Written by a BC Nurse.
“You have to think of school as your full-time job.” I’ve been hearing this glib piece of advice since the first year of study, usually from academic advisors. When I hear it from my own peers, it’s always those whose living costs are covered by their families. As a full-time student, working part-time at a nursing home, and part-time doing deliveries, I can’t help but roll my eyes. Unlike these students, the money for my expenses needs to be made in real time. There is no Registered Education Savings Plan in my name, nor does my family have the means to top up my bank account as needed. My struggles clearly stem from a lack of money. The idea that all could be remedied by changing the way I “think” about life is just absurd.

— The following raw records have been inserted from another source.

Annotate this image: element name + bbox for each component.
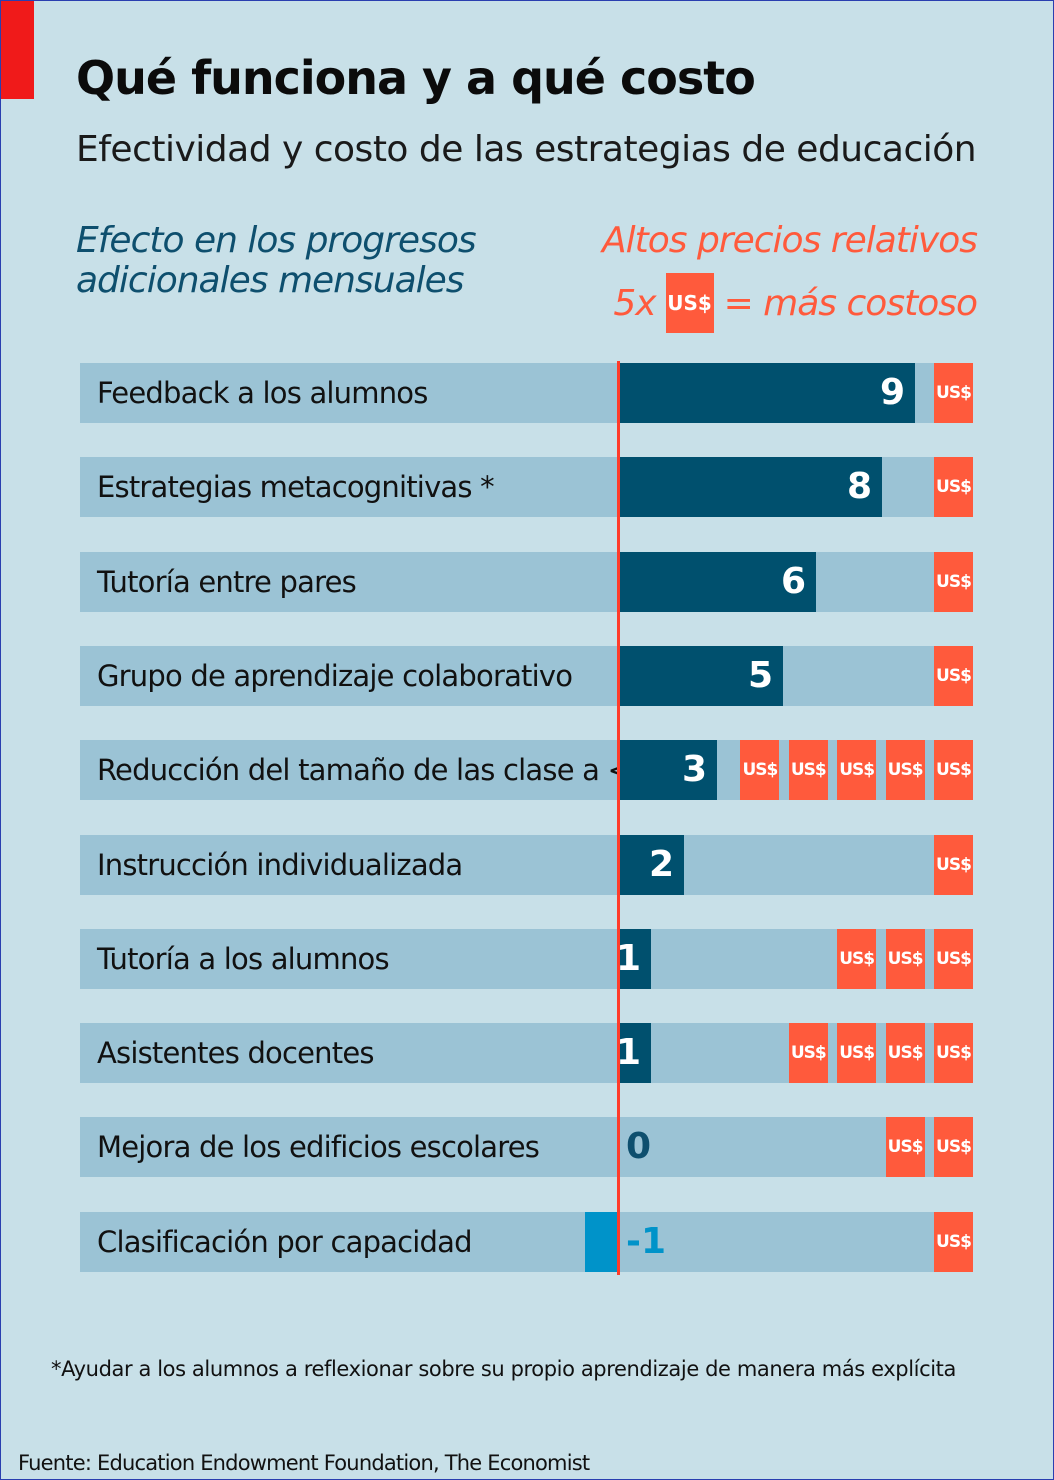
value-label: 6	[780, 561, 806, 602]
cost-marker: US$	[885, 1023, 925, 1083]
bar-track	[80, 1212, 973, 1272]
bar-track	[80, 646, 973, 706]
cost-marker: US$	[934, 835, 973, 895]
category-label: Feedback a los alumnos	[97, 376, 428, 410]
effect-bar	[618, 363, 915, 423]
cost-marker: US$	[885, 740, 925, 800]
cost-heading: Altos precios relativos	[601, 220, 978, 261]
cost-marker: US$	[934, 646, 973, 706]
chart-subtitle: Efectividad y costo de las estrategias d…	[76, 129, 977, 170]
effect-bar	[618, 835, 684, 895]
bar-track	[80, 835, 973, 895]
category-label: Asistentes docentes	[97, 1036, 374, 1070]
value-label: 1	[615, 938, 641, 979]
cost-marker: US$	[934, 740, 973, 800]
value-label: -1	[626, 1221, 666, 1262]
cost-legend-box: US$	[665, 273, 714, 333]
effect-bar	[618, 740, 717, 800]
chart-title: Qué funciona y a qué costo	[76, 51, 756, 105]
brand-tag	[1, 1, 34, 99]
effect-bar	[618, 457, 882, 517]
bar-track	[80, 929, 973, 989]
category-label: Estrategias metacognitivas *	[97, 470, 495, 504]
cost-marker: US$	[934, 363, 973, 423]
cost-marker: US$	[934, 1212, 973, 1272]
source: Fuente: Education Endowment Foundation, …	[18, 1451, 590, 1475]
value-label: 8	[846, 466, 872, 507]
value-label: 9	[879, 372, 905, 413]
value-label: 2	[648, 844, 674, 885]
value-label: 5	[747, 655, 773, 696]
category-label: Grupo de aprendizaje colaborativo	[97, 659, 573, 693]
effect-bar	[585, 1212, 618, 1272]
category-label: Tutoría a los alumnos	[97, 942, 390, 976]
category-label: Tutoría entre pares	[97, 565, 357, 599]
effect-bar	[618, 929, 651, 989]
cost-legend-suffix: = más costoso	[723, 282, 978, 324]
footnote: *Ayudar a los alumnos a reflexionar sobr…	[51, 1357, 956, 1381]
bar-track	[80, 552, 973, 612]
effect-bar	[618, 1023, 651, 1083]
bar-track	[80, 1117, 973, 1177]
value-label: 3	[681, 749, 707, 790]
cost-marker: US$	[934, 1023, 973, 1083]
effect-bar	[618, 646, 783, 706]
cost-marker: US$	[837, 1023, 877, 1083]
effect-heading-line1: Efecto en los progresos	[76, 220, 477, 261]
effect-heading-line2: adicionales mensuales	[76, 260, 465, 301]
cost-marker: US$	[934, 552, 973, 612]
effect-heading: Efecto en los progresos adicionales mens…	[76, 220, 477, 301]
value-label: 0	[626, 1126, 652, 1167]
cost-marker: US$	[788, 740, 828, 800]
cost-legend: 5x US$ = más costoso	[613, 273, 978, 333]
cost-marker: US$	[885, 929, 925, 989]
value-label: 1	[615, 1032, 641, 1073]
category-label: Clasificación por capacidad	[97, 1225, 473, 1259]
category-label: Instrucción individualizada	[97, 848, 463, 882]
cost-marker: US$	[837, 929, 877, 989]
cost-marker: US$	[934, 457, 973, 517]
category-label: Reducción del tamaño de las clase a < 20	[97, 753, 676, 787]
cost-marker: US$	[740, 740, 780, 800]
cost-marker: US$	[934, 929, 973, 989]
cost-marker: US$	[788, 1023, 828, 1083]
cost-legend-prefix: 5x	[613, 282, 656, 324]
cost-marker: US$	[837, 740, 877, 800]
cost-marker: US$	[934, 1117, 973, 1177]
cost-marker: US$	[885, 1117, 925, 1177]
zero-line	[617, 361, 620, 1275]
effect-bar	[618, 552, 816, 612]
category-label: Mejora de los edificios escolares	[97, 1130, 540, 1164]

Working to make ends meet as a full-time student is best summed up by this constant feeling that your life is being held together by duct tape. It’s walking out of a lecture and realizing I didn’t retain a single teaching point. Instead of listening, I was accounting: adding up my medication refill, plus that parking ticket from way back, plus the upcoming tuition deadline which I might not make as my latest paycheque was swallowed up by rent. The uncertainty of it all is impossible to ignore. It’s getting home from a nightshift to sleep a few precious hours before getting back to studying. I may have a paper due at midnight, or a group project meeting that day. By now I’m pretty good at keeping myself from nodding off during group work. My favourite trick is biting a knuckle when I start to fade out.
I wish I was making this up. Indeed, it would be ideal for school to be my one full-time job, where I could concentrate my full attention. I would get so much more out of my education that way. And really, work is work, whether in school or at a job. It’s a shameful fact that only one is paid, when both (with some exceptions) benefit society.